Pieter Maertensz Coy, also Pieter Martensz Coij or Pedr Marteen (died 1629), was a 17th-century diplomat of the Netherlands, active in Morocco and Algiers.
When young, Pieter Maertensz Coy was captured by the Turks and imprisoned as a slave in Algiers. It was there that he learned to speak Turkish.[1]
Eventually – unbeknownst whether set free or escaped from captivity – he managed to return to the Netherlands, where he then resided in Hoorn.
In April–May 1605, Pieter Maertensz Coy went from the Low Countries to Safi in Morocco and Algiers accompanied by 135 Muslim captives, both Turkish and Moorish, who had been seized by the Dutch in the Low Countries in a naval encounter with Spanish galleys. This event led to a first Dutch mission to Morocco led by Pieter Maertensz Coy.[2]

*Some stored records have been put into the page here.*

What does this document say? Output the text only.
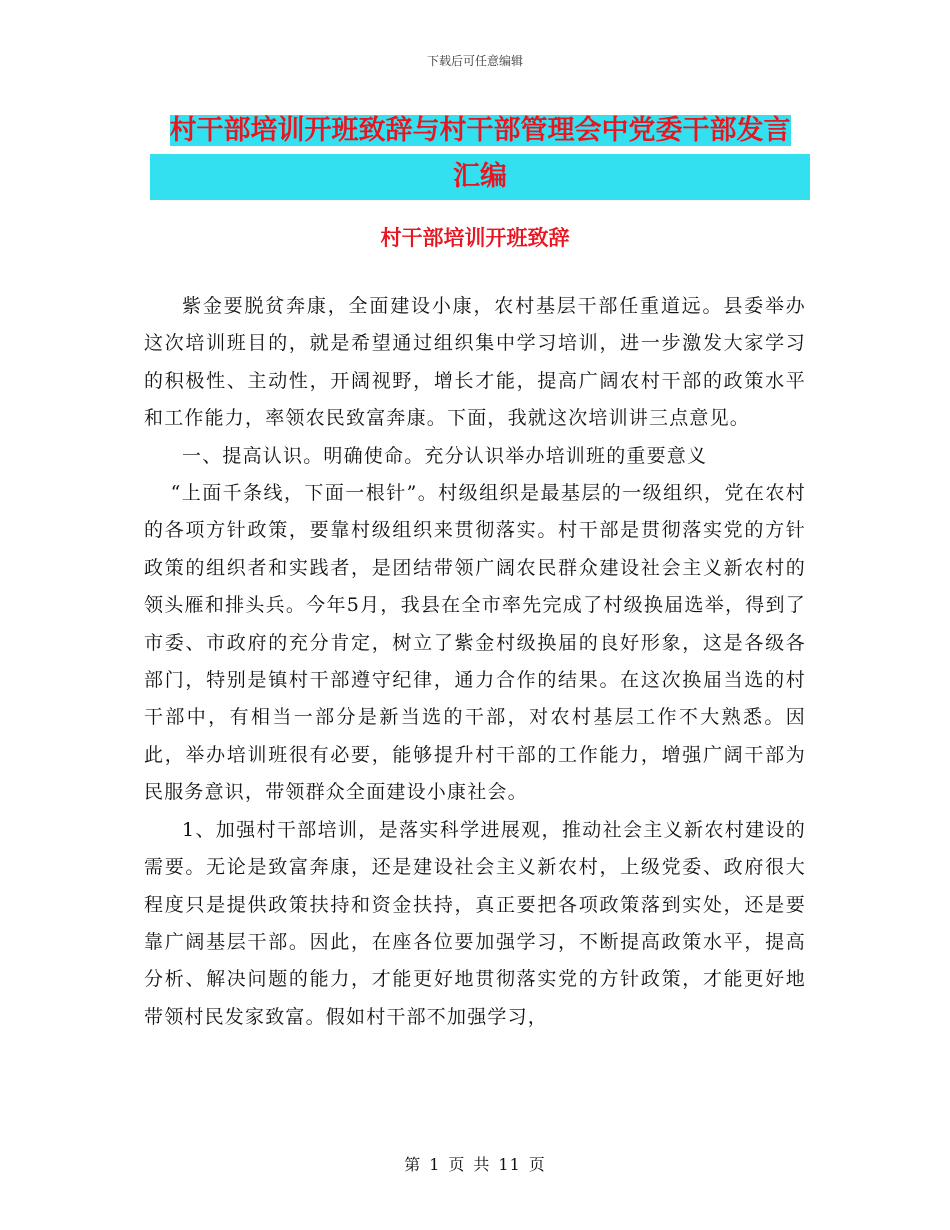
下载后可任意编辑
村干部培训开班致辞与村干部管理会中党委干部发言
汇编
村干部培训开班致辞

紫金要脱贫奔康，全面建设小康，农村基层干部任重道远。县委举办这次培训班目的，就是希望通过组织集中学习培训，进一步激发大家学习的积极性、主动性，开阔视野，增长才能，提高广阔农村干部的政策水平和工作能力，率领农民致富奔康。下面，我就这次培训讲三点意见。

一、提高认识。明确使命。充分认识举办培训班的重要意义

“上面千条线，下面一根针”。村级组织是最基层的一级组织，党在农村的各项方针政策，要靠村级组织来贯彻落实。村干部是贯彻落实党的方针政策的组织者和实践者，是团结带领广阔农民群众建设社会主义新农村的领头雁和排头兵。今年5月，我县在全市率先完成了村级换届选举，得到了市委、市政府的充分肯定，树立了紫金村级换届的良好形象，这是各级各部门，特别是镇村干部遵守纪律，通力合作的结果。在这次换届当选的村干部中，有相当一部分是新当选的干部，对农村基层工作不大熟悉。因此，举办培训班很有必要，能够提升村干部的工作能力，增强广阔干部为民服务意识，带领群众全面建设小康社会。

1、加强村干部培训，是落实科学进展观，推动社会主义新农村建设的需要。无论是致富奔康，还是建设社会主义新农村，上级党委、政府很大程度只是提供政策扶持和资金扶持，真正要把各项政策落到实处，还是要靠广阔基层干部。因此，在座各位要加强学习，不断提高政策水平，提高分析、解决问题的能力，才能更好地贯彻落实党的方针政策，才能更好地带领村民发家致富。假如村干部不加强学习，

第 1 页 共 11 页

From 1605, Coy became representative of the States General in Marrakesh.[3]
In 1607 however, he was imprisoned by the Moroccan Sultan Mulay Zidan, following an incident in which Dutch pirates attacked English shipping.[3] He was released on July 18, 1607, with the help of a local secretary to the Sultan, Al-Hajari.[3] [4]
Pieter Maertensz Coy was recalled to the Netherlands on December 13, 1607.[3]
He met the Moroccan envoy to the Netherlands Al-Hajari in La Hague in 1613, as recounted by the latter in his 1641 book The Book of the Protector of Religion against the Unbelievers.[3]
Pieter Maertensz Coy arranged the encounter of Al-Hajari with Maurice of Nassau in 1613.[4]
Coy was again nominated Dutch Consul in Algiers from 1626, where he succeeded Keyser, until his death in 1629.[5] He died in Algiers.